The combination of a hub/link reference (the Hash Key) and the load date timestamp of a record is unique (PK test)
Every hub or link hash key value exists in the referenced hub or link
Hub or link references do not contain NULL or empty values

Multi-active satellites contain multiple active records at the same time. Thus, additional key columns (for example, Type Code, Sequence, etc.) are needed to uniquely identify a record. These additional key columns have to be part of the unique test of a multi-active satellite. Additionally, they should be tested for the absence of NULL and empty values.
The approach for testing a non-historized satellite also differs a bit from testing its standard sibling. A non-historized satellite is a special entity type that contains descriptive attributes for every corresponding record in a non-historized link. A primary key of a non-historized satellite is a link hash key. Thus, there is no need to include a load date timestamp into the primary key check. For a non-historized satellite, additionally make sure that it has a 1:1 relationship with the corresponding non-historized link. Record counts in both entities should match exactly.

Testing Other Data Vault Entities

There are other special entity types in Data Vault worth mentioning in regards to testing:

Reference hubs and reference satellites: Testing approaches are similar to standard hubs and satellites. The only difference is there are no hash keys and business keys are used directly.
Record source tracking satellites: A column representing a static source name is added to the primary key test.
PIT Table (Business Vault):
- PK test – combination of the hub/link hash key and the snapshot date timestamp columns is unique
- For every satellite reference, check that the pair of hub/link hash keys and the load date timestamp exists in the referenced satellite
- Hub/link reference does not contain NULL or empty values
Bridge Table (Business Vault):
- PK test – combination of a base link hash key and snapshot date timestamp columns is unique
- For every hub and link reference, check that a pair of hub/link hash key exists in the referenced hub or link

General Tests for all Data Vault Entities

There are some tests applicable for all Data Vault entities.
Make sure that all Data Vault entities:

Contain zero keys instead of NULL keys
Have records source columns that are populated and correspond to the defined pattern (e.g., regex). For example, check if it contains the file path where the name of the top level folder represents the name of the source system and the file name includes the timestamp of the data extraction
Don’t have NULL values in their load (snapshot) date timestamp columns

Testing Source Marts

The Source Mart is one of the facets of the Information Mart concept in the Data Vault. It is a virtualized model on top of the Raw Data Vault with the aim of replicating the original source structures. It is great for ad-hoc reporting and offers higher value for many data scientists and power users and can also be used to test consistency and auditability of the loading process into a Data Vault-powered EDW.

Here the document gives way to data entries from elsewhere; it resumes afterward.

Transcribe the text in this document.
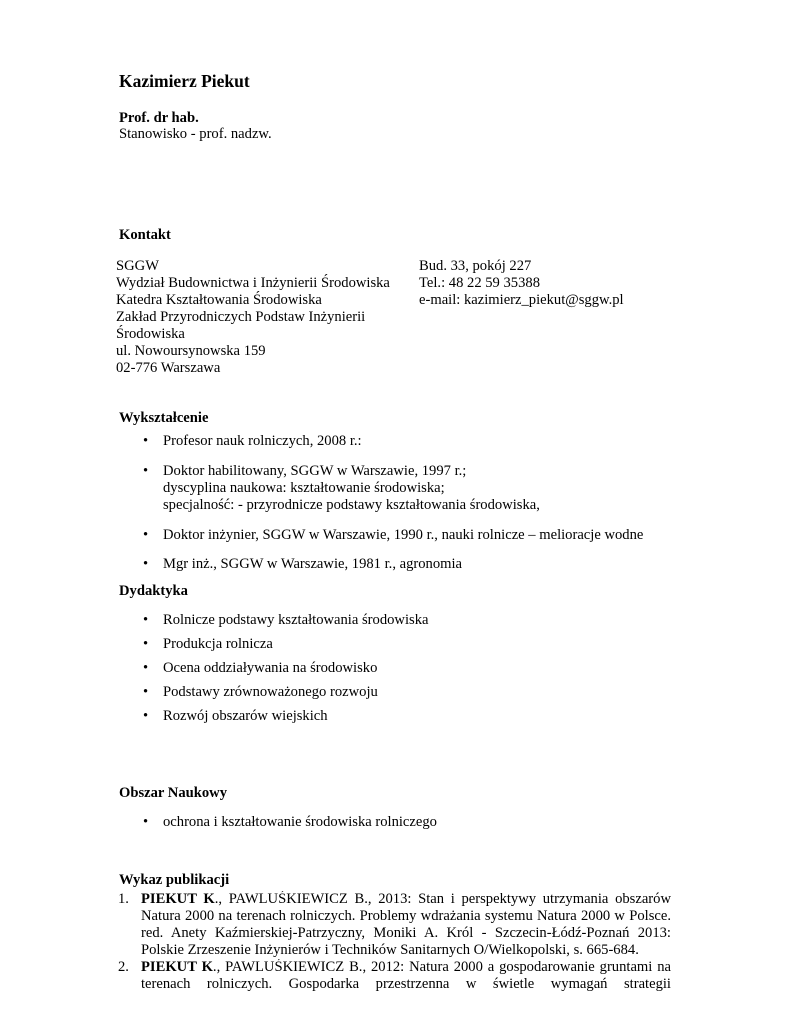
Kazimierz Piekut
Prof. dr hab.
Stanowisko - prof. nadzw.
Kontakt
SGGW
Wydział Budownictwa i Inżynierii Środowiska
Katedra Kształtowania Środowiska
Zakład Przyrodniczych Podstaw Inżynierii
Środowiska
ul. Nowoursynowska 159
02-776 Warszawa
Bud. 33, pokój 227
Tel.: 48 22 59 35388
e-mail: kazimierz_piekut@sggw.pl
Wykształcenie
• Profesor nauk rolniczych, 2008 r.:
• Doktor habilitowany, SGGW w Warszawie, 1997 r.;
dyscyplina naukowa: kształtowanie środowiska;
specjalność: - przyrodnicze podstawy kształtowania środowiska,
• Doktor inżynier, SGGW w Warszawie, 1990 r., nauki rolnicze – melioracje wodne
• Mgr inż., SGGW w Warszawie, 1981 r., agronomia
Dydaktyka
• Rolnicze podstawy kształtowania środowiska
• Produkcja rolnicza
• Ocena oddziaływania na środowisko
• Podstawy zrównoważonego rozwoju
• Rozwój obszarów wiejskich
Obszar Naukowy
• ochrona i kształtowanie środowiska rolniczego
Wykaz publikacji
1. PIEKUT K., PAWLUŚKIEWICZ B., 2013: Stan i perspektywy utrzymania obszarów
Natura 2000 na terenach rolniczych. Problemy wdrażania systemu Natura 2000 w Polsce.
red. Anety Kaźmierskiej-Patrzyczny, Moniki A. Król - Szczecin-Łódź-Poznań 2013:
Polskie Zrzeszenie Inżynierów i Techników Sanitarnych O/Wielkopolski, s. 665-684.
2. PIEKUT K., PAWLUŚKIEWICZ B., 2012: Natura 2000 a gospodarowanie gruntami na
terenach rolniczych. Gospodarka przestrzenna w świetle wymagań strategii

Source mart objects are intended to look the same as the respective source tables (including columns names). If you have source marts implemented in your EDW, make sure to compare them against the respective source tables in the staging area after the data loading process. Values and row counts of source structures should match exactly against the respective source mart objects. In the Data Vault community, this kind of test is also known as a “Jedi-Test”.

It is relatively easy to automate such comparison and make it a part of the loading process.

Testing Hash Key and Hash Diff Calculations

Hash keys in Data Vault allows business keys to be integrated in a deterministic way from multiple sources in parallel. They are the glue that binds different Data Vault entities together.

Hash diffs, on the other hand, apply to the satellites and help identify differences in descriptive attributes during the data loading process.

It is important to introduce unit tests for hash key and hash diff calculations used in your EDW, to make sure the hashed values are calculated in accordance with the hashing standards defined. Read more about requirements and templates for hashing here. Test cases for such unit tests should cover as many combinations of different data types and values (e.g. NULL and empty values) as possible, to ensure that they are calculated consistently.

In case your EDW exists on different DBMS platforms (e.g. during migration process or data security regulations), the above test cases can be used to make sure that your hash calculations are platform agnostic, meaning that they produce the same result on different platforms. There is a common use case, when a link in an on-premise DBMS platform references a hub that was already migrated to a Cloud platform. Such unit tests can be run on both platforms to ensure consistency of hashing during a migration.

Testing Business Rules

Unlike the hard rules that do not alter or interrupt the contents of the data, maintaining auditability, soft or business rules enforce the business requirements that are stated by the business users. Examples of business rules can include:

Concatenation (last name and first name)
Standardizing phone numbers
Computing total sales (aggregation)
Coalescing, etc.

Apart from the relatively simple examples listed above, there might also be some more complex business rules involving sophisticated calculations, data transformations, and complex joins. Depending on the use case, the results of applying such rules usually end up in the Business Vault (i.e. a Business Satellite) and later in the Information Mart layer where they are consumed by the business users. Thus, testing business rules is an important part of the information delivery process.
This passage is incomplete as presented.